いちょうの葉が舞う中で、子供が駆け、それを親が見守る。素敵な切り取りだった。
「前から思ってましたが、写真撮るの好きなんですね」
「うん。写真家だからね」
「えっ! そうだったんですか?」
「うん」
事も無げに言うから、以前聞かされたっけと不安になる。だがそんなこと言われたら絶対に覚えているはずだ。
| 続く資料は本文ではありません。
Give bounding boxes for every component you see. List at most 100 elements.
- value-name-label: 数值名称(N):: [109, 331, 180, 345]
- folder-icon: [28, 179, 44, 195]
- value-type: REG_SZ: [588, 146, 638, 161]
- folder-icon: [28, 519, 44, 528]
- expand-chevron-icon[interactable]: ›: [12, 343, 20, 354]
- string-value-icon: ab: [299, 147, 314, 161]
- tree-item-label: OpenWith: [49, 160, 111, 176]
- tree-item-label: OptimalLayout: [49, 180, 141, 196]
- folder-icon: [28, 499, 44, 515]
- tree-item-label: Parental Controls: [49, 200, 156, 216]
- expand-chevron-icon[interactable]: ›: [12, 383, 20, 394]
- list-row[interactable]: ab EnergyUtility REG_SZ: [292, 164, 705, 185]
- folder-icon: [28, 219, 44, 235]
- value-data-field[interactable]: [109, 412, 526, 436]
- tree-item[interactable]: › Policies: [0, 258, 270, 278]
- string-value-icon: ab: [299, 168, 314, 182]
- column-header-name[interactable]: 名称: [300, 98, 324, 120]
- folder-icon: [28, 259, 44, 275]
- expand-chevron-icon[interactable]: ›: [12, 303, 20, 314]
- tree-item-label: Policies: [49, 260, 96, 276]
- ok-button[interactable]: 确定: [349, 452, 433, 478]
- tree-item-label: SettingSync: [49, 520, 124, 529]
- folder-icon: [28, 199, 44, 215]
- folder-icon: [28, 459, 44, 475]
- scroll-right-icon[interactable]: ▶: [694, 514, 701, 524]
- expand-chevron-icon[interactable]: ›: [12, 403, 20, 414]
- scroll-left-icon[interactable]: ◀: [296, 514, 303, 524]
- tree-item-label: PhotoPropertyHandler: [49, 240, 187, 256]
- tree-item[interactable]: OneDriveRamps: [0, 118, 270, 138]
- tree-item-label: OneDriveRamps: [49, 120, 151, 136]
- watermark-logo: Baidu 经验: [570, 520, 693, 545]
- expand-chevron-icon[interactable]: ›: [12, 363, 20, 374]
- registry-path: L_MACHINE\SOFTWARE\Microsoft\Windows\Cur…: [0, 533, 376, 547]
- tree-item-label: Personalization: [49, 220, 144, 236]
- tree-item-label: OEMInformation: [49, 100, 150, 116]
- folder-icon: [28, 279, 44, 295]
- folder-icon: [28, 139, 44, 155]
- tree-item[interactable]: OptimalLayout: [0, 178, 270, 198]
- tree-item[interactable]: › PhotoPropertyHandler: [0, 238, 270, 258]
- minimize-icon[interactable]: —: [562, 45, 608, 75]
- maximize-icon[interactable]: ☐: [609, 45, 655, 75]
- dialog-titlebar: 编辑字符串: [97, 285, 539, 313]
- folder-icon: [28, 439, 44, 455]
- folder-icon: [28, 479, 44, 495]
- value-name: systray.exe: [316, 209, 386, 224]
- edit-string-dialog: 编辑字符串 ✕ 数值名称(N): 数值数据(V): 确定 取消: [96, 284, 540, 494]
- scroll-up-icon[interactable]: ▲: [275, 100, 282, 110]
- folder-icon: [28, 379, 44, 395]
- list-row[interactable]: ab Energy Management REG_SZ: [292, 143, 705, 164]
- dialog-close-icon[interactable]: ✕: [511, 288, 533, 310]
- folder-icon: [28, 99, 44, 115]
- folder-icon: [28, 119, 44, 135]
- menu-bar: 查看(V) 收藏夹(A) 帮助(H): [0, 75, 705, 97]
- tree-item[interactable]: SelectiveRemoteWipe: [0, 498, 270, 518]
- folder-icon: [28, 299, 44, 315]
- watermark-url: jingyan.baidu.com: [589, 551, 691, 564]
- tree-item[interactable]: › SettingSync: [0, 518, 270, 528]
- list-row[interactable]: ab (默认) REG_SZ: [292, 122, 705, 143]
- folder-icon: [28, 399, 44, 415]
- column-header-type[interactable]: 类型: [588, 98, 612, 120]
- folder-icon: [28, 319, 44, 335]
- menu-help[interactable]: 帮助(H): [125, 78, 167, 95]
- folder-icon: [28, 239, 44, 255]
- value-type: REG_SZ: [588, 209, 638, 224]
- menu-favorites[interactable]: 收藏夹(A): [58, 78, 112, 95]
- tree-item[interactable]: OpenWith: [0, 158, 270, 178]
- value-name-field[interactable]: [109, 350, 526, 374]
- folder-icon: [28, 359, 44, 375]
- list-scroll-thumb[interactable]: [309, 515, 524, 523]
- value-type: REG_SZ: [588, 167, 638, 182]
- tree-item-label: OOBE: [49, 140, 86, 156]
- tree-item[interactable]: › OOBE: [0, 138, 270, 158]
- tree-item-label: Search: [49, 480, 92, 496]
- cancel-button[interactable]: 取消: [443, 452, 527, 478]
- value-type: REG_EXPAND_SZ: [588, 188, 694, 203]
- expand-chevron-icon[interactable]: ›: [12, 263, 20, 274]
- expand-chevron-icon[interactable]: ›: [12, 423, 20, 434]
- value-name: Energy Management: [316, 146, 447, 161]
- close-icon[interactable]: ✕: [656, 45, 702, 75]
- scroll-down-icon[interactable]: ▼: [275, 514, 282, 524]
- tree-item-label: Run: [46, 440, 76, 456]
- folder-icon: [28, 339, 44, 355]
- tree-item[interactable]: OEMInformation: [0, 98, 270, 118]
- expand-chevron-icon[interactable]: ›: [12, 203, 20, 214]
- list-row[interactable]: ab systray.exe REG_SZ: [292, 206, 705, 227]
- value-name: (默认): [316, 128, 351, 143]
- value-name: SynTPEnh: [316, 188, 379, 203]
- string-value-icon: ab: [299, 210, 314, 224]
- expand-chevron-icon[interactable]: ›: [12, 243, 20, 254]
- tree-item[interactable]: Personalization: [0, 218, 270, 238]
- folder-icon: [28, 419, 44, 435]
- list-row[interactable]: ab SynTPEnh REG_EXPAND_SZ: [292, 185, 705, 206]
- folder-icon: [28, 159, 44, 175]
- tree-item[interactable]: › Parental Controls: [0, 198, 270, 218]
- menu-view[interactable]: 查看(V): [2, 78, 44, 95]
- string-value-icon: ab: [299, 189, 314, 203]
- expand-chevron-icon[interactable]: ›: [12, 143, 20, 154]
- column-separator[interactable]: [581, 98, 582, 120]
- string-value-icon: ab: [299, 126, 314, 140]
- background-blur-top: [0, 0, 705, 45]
「ああ、ごめんね。言うの忘れてた……ううん、避けてた、かな」
父は微笑んでゆっくり歩き出した。
雰囲気や声音が少し硬くなる。
颯太の言う通り、二人きりの時間を作って、よかった。話したいことがあるから、呼び出したのだろう。
「亜樹はなんで僕が麻里子と別れたか……知ってる?」
「聞いたことないです……」
「そうだよね」
父はまた笑う。
そこには自嘲も混じっている気がした。僕を見ることはない。
「さっきも言ったけどぼく、写真家でさ。でも当時は今より全然収入が少なくて。……言ってしまえば、夢を追いかけている状態っていうか」
写真家とか、そういう類の夢は、厳しいというイメージがある。本当に限られた人しか成功することはないと。
心臓の鼓動が早まりだす。父以上に緊張している気がする。
きゅっと唇を噛んで、上げた視線は赤を捉える。もみじ。
今は見たくないくらい、鮮やかな赤色。